The human biologist has been interim director of the center since 2023 and is also co-director of the Galapagos Science Center.
With over a decade of experience working in the Galápagos Islands, Amanda Thompson has contributed to strengthening the relationship between UNC-Chapel Hill’s Center for Galapagos Studies and the Galapagos Science Center — a facility on San Cristóbal Island in the Galápagos that is supported by a partnership between the Universidad San Francisco de Quito and Carolina.
Thompson is the Thomas Willis Lambeth Distinguished Chair in Public Policy in the Department of Anthropology, a professor in the Department of Nutrition, and a faculty fellow at the Carolina Population Center. Trained in human biology and nutritional epidemiology, her work focuses on pathways linking early life social, behavioral, and physical environments to long-term health across a range of national and international settings, including North Carolina, China, and Ecuador.
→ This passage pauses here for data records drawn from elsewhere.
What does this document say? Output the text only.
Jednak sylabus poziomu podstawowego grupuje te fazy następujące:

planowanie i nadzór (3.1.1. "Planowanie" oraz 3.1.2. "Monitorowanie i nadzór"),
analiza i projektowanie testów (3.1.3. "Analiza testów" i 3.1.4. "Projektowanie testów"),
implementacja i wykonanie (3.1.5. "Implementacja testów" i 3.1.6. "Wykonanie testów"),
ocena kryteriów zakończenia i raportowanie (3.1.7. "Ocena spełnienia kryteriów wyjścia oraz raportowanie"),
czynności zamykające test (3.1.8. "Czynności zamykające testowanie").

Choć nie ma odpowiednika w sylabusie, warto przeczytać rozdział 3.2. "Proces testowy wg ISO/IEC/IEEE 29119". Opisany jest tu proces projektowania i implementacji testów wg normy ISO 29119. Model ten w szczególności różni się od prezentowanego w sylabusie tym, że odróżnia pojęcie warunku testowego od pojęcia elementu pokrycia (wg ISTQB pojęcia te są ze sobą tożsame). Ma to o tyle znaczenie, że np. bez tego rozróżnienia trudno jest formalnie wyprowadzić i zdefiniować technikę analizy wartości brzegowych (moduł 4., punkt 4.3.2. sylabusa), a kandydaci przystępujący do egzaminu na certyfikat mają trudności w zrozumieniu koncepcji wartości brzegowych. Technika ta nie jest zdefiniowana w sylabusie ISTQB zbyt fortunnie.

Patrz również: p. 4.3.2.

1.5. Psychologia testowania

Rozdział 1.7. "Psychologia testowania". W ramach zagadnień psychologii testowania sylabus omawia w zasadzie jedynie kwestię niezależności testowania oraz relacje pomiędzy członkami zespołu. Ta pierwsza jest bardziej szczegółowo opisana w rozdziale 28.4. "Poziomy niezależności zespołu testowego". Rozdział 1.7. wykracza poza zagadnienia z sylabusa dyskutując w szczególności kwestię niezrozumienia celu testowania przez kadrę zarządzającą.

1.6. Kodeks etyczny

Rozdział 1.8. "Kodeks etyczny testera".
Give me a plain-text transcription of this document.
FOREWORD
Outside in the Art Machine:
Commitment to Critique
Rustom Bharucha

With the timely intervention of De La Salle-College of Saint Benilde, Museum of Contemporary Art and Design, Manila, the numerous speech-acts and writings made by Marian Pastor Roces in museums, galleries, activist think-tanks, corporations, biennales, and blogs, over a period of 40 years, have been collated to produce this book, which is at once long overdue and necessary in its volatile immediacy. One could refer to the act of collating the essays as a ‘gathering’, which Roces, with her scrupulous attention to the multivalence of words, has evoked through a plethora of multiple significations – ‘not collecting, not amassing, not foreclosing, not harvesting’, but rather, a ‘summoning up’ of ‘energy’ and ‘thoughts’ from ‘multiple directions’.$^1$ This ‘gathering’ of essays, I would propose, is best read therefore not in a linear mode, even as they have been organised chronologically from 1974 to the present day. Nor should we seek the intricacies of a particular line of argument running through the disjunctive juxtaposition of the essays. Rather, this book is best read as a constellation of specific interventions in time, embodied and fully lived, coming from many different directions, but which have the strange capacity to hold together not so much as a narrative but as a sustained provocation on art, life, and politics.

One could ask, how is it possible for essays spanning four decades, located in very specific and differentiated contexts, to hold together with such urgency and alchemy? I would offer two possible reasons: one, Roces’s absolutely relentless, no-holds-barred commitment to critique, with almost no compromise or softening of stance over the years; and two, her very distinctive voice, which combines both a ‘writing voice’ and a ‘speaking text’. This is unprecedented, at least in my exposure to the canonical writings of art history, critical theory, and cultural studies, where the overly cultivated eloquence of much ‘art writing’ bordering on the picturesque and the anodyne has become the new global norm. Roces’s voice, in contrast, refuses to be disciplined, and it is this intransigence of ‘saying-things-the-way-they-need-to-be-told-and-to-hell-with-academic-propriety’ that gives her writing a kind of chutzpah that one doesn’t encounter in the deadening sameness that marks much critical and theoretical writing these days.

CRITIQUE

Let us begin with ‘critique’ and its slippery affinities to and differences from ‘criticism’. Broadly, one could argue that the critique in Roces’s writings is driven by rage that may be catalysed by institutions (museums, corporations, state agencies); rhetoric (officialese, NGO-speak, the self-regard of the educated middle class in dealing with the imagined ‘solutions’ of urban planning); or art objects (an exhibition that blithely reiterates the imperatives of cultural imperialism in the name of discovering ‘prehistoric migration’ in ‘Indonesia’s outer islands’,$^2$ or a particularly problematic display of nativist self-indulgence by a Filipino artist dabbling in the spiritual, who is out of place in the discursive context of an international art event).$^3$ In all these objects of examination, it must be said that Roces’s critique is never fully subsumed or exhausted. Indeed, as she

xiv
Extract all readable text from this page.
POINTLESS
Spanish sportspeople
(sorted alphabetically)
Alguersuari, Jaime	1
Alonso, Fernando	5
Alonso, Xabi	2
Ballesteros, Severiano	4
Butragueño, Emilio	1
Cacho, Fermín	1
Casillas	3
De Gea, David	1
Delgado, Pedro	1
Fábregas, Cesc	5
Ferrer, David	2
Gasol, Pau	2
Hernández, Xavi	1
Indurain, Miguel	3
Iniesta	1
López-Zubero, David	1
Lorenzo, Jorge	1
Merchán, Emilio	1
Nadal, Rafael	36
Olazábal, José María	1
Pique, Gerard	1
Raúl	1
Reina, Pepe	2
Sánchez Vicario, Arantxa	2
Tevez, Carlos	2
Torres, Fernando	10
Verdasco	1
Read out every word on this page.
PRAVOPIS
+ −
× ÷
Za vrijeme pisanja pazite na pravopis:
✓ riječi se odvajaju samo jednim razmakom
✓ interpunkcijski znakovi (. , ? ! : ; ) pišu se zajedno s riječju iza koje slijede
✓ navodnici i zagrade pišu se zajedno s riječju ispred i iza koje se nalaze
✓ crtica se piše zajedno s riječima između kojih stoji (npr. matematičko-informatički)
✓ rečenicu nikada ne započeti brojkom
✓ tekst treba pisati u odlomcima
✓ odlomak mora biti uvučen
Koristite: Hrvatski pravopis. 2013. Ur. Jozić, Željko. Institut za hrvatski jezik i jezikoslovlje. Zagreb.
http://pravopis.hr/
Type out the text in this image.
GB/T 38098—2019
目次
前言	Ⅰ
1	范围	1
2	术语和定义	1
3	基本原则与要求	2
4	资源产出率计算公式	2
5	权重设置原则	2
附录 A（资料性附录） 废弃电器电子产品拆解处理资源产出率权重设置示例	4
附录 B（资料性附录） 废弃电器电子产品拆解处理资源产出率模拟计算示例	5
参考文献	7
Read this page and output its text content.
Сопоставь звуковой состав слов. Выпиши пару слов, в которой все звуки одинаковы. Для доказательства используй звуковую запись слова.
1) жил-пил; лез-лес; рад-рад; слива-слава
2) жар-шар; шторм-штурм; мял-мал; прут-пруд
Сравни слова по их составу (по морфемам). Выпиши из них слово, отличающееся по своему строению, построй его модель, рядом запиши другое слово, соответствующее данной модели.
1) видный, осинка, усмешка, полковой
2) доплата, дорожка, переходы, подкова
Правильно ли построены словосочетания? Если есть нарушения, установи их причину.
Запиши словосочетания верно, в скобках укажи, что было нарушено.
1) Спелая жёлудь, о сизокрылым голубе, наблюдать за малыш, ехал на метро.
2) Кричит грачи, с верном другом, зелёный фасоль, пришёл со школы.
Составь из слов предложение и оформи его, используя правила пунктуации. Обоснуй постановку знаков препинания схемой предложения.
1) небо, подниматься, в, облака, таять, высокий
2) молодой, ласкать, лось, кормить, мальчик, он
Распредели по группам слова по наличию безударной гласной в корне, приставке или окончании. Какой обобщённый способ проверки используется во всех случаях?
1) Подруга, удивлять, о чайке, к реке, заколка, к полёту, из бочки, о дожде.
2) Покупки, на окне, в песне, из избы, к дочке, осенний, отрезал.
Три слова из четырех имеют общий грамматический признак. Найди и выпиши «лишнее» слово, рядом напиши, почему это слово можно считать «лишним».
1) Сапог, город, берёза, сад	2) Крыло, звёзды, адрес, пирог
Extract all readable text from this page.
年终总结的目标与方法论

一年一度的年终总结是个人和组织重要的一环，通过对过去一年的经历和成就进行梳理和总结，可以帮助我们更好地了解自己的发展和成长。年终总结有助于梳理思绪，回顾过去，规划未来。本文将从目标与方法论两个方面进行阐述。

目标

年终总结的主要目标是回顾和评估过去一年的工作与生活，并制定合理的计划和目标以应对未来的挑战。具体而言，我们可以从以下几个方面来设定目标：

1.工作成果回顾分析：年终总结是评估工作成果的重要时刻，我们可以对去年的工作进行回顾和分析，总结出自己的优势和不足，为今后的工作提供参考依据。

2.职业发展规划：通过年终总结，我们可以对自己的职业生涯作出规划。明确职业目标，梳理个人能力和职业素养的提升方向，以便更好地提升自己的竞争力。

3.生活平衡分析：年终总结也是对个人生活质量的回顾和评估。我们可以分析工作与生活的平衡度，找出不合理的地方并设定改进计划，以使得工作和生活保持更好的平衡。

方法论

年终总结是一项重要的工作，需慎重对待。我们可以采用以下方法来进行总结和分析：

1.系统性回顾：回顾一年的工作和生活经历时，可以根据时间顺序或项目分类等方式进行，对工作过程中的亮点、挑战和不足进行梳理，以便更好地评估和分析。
She is particularly interested in how early life nutrition and environmental exposures shape obesity and disease risk.
During her time as interim director of the Center for Galapagos Studies (CGS), Thompson raised over $2 million in sponsored research funding and gifts to support infrastructure, faculty and student projects, and community outreach, including a grant from the William R. Kenan Jr. Charitable Trust to establish the Kenan Galapagos Fellows Program. The graduate students that make up this inaugural cohort span disciplines and have recently started their projects, which aim to help build healthy ecosystems on a changing planet.
Thompson is also committed to providing seed grants to junior faculty at Carolina who want to pursue new collaborative projects on the islands. She will continue guiding the growth of CGS with her vision for an interdisciplinary, solutions-oriented, community-engaged research center focused on social marine and terrestrial systems, as well as ecosystem health and island sustainability.
Thompson received her undergraduate degree from Harvard University and her MPH in Global Health/Nutrition and PhD in Anthropology from Emory University. She held a postdoctoral position at the Gillings School of Global Public Health and the Carolina Population Center before joining the anthropology department in 2007. She is the recipient of the 2014 Human Biology Association Michael A. Little Early Career Award and the 2019 Norman Kretchmer Memorial Award in Nutrition and Development from the American Society for Nutrition.